El hotel está lleno. Una abigarrada galería de extranjeros. Pero, pienso, aunque no entienda sus idiomas, aunque sus tipos sean tan diversos, en verdad no me resultan extraños. Todos quieren. Todos saben querer. Todos son iguales en eso.


El hotel está lleno. Hombres y mujeres y niños y enfermos. Pienso. Pienso que, para mí, sólo el que no ama, el que no sabe amar, ése es mi extranjero.

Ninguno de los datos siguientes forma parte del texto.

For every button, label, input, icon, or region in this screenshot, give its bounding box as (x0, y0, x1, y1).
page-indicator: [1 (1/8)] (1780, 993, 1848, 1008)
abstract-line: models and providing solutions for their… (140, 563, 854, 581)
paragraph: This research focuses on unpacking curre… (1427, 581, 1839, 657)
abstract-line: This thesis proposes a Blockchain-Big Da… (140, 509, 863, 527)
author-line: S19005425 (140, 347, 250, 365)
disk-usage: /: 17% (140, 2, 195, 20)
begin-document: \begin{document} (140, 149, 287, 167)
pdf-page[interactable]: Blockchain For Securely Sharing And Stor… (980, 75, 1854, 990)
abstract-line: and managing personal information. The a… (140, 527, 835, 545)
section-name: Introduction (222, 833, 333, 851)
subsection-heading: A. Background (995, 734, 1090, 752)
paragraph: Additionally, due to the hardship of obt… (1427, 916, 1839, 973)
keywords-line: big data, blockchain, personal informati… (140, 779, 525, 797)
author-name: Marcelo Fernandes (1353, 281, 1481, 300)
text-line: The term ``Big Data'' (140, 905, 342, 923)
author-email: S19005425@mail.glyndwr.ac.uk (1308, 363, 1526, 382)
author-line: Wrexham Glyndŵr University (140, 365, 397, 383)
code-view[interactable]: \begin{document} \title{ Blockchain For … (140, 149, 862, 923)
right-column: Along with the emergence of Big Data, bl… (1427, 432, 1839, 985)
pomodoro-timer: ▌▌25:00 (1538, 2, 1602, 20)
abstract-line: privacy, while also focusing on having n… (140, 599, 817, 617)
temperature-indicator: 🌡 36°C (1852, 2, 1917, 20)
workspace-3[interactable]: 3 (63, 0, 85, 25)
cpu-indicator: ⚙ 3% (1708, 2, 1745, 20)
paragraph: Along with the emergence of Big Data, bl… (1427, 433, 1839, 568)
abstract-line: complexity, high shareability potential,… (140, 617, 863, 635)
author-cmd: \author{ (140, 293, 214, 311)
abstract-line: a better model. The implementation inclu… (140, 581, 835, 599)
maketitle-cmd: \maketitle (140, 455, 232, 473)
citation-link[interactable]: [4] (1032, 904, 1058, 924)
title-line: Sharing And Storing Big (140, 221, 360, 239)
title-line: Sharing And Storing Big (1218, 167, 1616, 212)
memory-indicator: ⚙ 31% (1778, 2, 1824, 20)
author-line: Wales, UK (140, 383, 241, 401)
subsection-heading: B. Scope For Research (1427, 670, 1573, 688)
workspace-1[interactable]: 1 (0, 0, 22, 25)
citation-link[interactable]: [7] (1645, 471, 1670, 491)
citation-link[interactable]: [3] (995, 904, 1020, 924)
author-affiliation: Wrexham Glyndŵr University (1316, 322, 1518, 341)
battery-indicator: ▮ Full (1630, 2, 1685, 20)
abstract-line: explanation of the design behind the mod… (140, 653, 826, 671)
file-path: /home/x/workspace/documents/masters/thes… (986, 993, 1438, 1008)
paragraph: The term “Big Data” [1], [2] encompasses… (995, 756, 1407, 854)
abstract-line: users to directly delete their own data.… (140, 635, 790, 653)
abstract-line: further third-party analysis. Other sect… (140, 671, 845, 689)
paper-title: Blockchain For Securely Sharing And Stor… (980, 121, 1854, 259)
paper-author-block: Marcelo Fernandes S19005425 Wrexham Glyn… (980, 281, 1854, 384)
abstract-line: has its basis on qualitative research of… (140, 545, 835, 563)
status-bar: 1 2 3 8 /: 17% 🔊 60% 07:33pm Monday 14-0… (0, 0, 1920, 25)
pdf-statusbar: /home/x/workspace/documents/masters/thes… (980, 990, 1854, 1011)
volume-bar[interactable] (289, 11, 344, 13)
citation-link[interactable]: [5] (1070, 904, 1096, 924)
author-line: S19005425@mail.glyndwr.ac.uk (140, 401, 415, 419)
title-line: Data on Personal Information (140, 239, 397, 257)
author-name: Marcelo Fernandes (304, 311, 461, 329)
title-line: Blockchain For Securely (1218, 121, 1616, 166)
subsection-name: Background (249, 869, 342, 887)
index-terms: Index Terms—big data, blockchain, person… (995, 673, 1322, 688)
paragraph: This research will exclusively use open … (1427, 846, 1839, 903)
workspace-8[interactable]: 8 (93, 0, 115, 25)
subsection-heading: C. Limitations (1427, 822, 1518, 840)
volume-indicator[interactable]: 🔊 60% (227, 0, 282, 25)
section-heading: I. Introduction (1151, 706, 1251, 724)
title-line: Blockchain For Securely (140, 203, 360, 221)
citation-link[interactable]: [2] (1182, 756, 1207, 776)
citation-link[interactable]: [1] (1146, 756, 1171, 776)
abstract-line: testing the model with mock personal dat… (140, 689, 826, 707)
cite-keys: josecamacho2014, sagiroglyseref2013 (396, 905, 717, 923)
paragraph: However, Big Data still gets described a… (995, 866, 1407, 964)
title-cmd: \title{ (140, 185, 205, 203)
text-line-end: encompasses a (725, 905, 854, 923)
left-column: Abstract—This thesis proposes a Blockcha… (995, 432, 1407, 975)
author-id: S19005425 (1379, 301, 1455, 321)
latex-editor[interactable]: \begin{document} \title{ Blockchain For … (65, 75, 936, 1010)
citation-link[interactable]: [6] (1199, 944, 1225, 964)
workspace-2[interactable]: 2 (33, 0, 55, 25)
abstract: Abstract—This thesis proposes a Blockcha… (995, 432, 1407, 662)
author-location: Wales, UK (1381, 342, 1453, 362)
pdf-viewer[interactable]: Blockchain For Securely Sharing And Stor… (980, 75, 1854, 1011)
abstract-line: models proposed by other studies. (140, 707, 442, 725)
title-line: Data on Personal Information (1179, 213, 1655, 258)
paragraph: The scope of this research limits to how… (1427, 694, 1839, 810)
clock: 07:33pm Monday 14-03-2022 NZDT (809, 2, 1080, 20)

Fundación César Manrique, Lanzarote
(Fotografía Gorka Zumeta)
Sentado esta mañana en una terraza del paseo marítimo se ha producido un curioso efecto óptico. Se me ha producido. Yo observaba. Como poeta, como hombre, me encanta observar. Lo necesito. Observaba el pretil. Era un murete bajo. De piedra volcánica mampuesta. De repente el pretil se interrumpía. Probablemente para dar acceso a la playa. La interrupción formaba como un cuadro. Como un cuadrángulo que enmarcaba la arena, primero; el mar, después; y, finalmente, el cielo. Lo sorprendente era que entre el agua ondulante y el espacio aéreo no se perfilaba el horizonte. No sé por qué curioso efecto óptico no se dibujaba la línea del horizonte. Sin solución de continuidad mar y cielo en un infinito perfecto. Súbitamente has irrumpido. No sé de dónde, has penetrado en el cuadro perfecto, infinito, haciéndolo, claro, aún más bello. Y, lo he comprendido, eras el horizonte que faltaba. No un horizonte horizontal. Tu interminable vertical de belleza plena ha perfilado, ha dibujado la línea que une el infinito mar y el infinito cielo. Hacia arriba.

Esta mañana se ha producido, se me ha producido un curioso afecto óptimo.